OK you made me look up the numbers. Passenger vehicles and motorcycles consume 43.7% of the liquid fuels and other land vehicles consume 56.3%.

Cite your source. And define "land vehicles", since that's not a commonly used term in the field.

Here's my source:
http://www.bts.gov/publications/national_transportation_statistics/html/table_04_05.html

Jim,

1 kg of H2 has about the same energy content as a gallon of gasoline. At 100% efficient conversion, that works out to 36 kWh/kg. Most commercially available hydrolyzers are only 50% efficient, so you'd have to put in 72 kWh of electricity to get 1 kg of H2 (you'd also get 36 kWh worth of heat). The fact that these guys are pushing it as high as 80% efficient, in some cases, means you'd only need 45 kWh of electricity to make 1 kg of H2 (you can't get below 36 kWh; there is no such thing as >100% efficiency).

45 kWh of electricity, at $0.10/kWh (average rate in the US) is still $4.50 for the H2 equivalent of 1 gallon of gasoline. While I applaud their efforts and their results, it's still going to be a while before electrolysis will get the cost of H2 down low enough to compete with reformed hydrocarbon fuels.

45 kWh of electricity, put into a battery, will still get you better than 36 kWh back out again. A modern, compact battery-electric vehicle gets about 5 miles/kWh. That's 180 miles for the same electrical input as the hydrogen vehicles they're describing above. Sorry guys, but fuel cells still have a long way to go before they can compete, in $/mile, with BEV's.

"45 kWh of electricity, at $0.10/kWh (average rate in the US) is still $4.50 for the H2 equivalent of 1 gallon of gasoline..."

Yes, but does a fuel cell drive train convert more of that energy into motion?

Efficiencies and economics make only a couple of considerations in future renewable resources. More likely is the desire of a huge liquid fuel economy to stay afloat. The change from petro to LNG, to biodiesel to ethanol or H2 is relatvely moot to them. As long as they can bottle it, control it and sell it - they're happy campers. It's the all-electrics ideas that terrify these guys - and they will not turn over a trillion dollar market without... a fight.

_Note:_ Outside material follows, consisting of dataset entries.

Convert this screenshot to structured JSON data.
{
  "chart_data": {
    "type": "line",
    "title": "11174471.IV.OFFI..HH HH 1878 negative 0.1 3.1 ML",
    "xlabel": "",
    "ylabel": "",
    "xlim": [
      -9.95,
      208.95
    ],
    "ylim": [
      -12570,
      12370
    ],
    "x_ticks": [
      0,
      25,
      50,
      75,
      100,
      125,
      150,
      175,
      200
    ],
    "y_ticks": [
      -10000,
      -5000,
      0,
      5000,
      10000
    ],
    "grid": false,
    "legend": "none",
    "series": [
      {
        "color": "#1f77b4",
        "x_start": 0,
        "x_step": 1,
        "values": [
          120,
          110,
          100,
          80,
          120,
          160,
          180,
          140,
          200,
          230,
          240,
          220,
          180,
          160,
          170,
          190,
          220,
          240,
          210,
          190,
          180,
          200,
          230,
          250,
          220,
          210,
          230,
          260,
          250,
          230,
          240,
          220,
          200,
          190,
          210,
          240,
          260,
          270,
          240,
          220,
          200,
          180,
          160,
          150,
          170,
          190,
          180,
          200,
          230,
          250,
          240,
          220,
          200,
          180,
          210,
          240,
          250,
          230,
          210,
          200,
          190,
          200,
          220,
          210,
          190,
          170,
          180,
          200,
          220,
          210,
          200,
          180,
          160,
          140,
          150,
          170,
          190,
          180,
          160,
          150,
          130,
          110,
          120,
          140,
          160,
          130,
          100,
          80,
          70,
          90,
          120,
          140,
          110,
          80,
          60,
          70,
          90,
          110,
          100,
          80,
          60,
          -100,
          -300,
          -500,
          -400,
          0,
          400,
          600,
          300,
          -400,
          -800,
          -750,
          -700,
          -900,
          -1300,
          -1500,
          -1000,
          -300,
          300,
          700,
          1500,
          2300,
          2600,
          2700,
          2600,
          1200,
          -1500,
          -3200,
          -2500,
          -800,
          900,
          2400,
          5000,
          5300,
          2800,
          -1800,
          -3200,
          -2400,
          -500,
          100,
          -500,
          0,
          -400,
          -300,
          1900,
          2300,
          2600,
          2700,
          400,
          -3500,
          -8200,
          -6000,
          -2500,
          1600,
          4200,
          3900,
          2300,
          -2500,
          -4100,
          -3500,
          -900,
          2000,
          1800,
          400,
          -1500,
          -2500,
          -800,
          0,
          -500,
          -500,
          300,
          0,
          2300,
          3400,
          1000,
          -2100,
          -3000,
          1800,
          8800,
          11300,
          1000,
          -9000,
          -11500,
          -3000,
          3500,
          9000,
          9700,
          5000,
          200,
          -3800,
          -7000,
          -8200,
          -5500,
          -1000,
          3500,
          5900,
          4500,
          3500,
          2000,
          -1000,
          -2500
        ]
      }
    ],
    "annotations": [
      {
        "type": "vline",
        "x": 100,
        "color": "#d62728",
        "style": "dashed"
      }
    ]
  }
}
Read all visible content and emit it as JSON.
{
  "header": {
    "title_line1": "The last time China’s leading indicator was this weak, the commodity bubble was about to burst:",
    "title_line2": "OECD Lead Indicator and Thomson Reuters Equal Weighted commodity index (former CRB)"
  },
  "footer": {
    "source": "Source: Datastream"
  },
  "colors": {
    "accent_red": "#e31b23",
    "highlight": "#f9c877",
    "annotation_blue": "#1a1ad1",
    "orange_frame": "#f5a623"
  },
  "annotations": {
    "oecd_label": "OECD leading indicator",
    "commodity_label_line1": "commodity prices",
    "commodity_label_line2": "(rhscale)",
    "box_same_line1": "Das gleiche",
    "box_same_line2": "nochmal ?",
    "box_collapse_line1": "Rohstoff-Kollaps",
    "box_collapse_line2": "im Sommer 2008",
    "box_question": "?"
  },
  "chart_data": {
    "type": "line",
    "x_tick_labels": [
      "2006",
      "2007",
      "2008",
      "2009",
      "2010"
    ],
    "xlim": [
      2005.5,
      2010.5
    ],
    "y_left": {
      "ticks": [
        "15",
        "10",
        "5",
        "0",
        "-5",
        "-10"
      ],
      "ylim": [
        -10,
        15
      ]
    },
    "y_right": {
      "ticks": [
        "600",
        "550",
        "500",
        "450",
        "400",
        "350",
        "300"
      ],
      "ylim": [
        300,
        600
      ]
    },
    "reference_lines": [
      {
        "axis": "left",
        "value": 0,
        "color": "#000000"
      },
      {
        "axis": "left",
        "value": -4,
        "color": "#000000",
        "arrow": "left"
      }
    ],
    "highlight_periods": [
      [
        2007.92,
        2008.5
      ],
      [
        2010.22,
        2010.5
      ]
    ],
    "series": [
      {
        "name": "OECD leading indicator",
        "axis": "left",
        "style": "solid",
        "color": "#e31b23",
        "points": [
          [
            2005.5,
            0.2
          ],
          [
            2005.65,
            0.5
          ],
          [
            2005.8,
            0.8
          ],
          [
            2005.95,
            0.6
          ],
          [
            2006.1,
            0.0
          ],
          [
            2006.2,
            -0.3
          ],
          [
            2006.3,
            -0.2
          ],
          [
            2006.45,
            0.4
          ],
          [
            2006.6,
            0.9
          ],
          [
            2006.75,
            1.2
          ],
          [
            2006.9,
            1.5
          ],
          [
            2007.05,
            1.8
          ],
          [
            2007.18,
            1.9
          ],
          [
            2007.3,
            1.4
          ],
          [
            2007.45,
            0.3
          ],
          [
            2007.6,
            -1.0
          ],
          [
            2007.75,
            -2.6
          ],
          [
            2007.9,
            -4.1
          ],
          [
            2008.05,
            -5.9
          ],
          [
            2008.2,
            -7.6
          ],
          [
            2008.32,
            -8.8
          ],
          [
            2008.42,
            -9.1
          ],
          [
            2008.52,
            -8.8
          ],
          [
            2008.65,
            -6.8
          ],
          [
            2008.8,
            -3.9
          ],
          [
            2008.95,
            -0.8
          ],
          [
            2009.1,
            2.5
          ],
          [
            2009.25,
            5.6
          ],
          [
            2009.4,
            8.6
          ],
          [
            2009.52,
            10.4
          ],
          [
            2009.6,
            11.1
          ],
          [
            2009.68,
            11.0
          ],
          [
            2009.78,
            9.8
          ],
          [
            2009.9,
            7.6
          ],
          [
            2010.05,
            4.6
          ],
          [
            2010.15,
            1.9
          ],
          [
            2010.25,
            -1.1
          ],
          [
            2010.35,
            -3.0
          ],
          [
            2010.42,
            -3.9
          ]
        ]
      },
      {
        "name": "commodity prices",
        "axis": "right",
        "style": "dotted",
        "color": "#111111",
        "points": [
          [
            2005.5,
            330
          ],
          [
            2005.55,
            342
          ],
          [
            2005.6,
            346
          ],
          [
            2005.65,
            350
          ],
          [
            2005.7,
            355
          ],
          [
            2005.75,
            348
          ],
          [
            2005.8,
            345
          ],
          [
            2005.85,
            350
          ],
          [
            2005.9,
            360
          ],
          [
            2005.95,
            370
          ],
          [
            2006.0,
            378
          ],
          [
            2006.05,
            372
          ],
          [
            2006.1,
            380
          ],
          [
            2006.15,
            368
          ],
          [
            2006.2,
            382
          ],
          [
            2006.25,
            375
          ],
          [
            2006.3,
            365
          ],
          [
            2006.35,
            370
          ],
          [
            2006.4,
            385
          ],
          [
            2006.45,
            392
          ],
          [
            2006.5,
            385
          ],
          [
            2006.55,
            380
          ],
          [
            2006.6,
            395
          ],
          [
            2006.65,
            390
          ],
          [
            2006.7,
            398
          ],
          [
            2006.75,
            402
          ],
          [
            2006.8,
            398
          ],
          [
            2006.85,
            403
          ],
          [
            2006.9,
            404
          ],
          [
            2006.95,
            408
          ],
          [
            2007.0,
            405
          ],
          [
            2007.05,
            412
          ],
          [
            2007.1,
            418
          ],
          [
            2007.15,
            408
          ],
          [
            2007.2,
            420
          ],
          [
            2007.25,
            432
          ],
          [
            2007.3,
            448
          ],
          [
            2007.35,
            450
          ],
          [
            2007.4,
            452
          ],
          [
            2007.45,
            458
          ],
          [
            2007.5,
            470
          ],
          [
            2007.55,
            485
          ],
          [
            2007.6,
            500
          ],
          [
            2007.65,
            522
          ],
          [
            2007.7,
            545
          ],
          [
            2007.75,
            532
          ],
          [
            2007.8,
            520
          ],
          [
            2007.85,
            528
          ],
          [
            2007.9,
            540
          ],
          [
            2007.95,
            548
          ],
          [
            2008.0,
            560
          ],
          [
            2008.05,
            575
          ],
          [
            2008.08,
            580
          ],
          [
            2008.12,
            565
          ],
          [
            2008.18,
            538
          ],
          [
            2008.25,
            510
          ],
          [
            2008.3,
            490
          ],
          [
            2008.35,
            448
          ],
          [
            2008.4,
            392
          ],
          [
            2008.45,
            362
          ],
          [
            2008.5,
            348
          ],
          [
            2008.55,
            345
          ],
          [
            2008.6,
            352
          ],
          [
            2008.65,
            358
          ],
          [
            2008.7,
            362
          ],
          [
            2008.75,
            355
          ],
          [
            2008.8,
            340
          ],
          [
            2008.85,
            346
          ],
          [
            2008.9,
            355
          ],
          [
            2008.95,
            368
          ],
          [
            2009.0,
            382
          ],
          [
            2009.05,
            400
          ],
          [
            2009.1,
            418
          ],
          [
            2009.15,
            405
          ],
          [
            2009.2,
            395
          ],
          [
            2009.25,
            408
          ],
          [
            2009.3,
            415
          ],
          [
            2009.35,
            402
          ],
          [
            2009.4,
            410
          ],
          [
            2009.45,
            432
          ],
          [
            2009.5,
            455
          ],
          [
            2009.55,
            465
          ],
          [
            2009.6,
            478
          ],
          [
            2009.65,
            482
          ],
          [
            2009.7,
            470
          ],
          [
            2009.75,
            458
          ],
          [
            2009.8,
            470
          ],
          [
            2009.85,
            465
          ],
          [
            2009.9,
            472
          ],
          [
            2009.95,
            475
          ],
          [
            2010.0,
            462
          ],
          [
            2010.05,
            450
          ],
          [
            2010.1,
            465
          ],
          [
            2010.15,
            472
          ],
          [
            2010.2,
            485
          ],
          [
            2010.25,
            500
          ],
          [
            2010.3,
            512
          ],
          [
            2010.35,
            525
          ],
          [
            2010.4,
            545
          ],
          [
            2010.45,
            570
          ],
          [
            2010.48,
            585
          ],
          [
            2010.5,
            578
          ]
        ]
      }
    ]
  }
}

"Do these people not read blogs? How could they not know that hydrogen has been declared a dead, dead end, and that all these technical breakthroughs are pointless?"

Its not pointless. Someday hydrogen from efficient electrolysis may make sense for hydrogenating coal in producing synthetic diesel fuel, and in the far future for producing synthetic fuels from limestone and water.

Not terribly useful today, except for maybe getting large quantities of heavy water for nuclear programs fair and foul.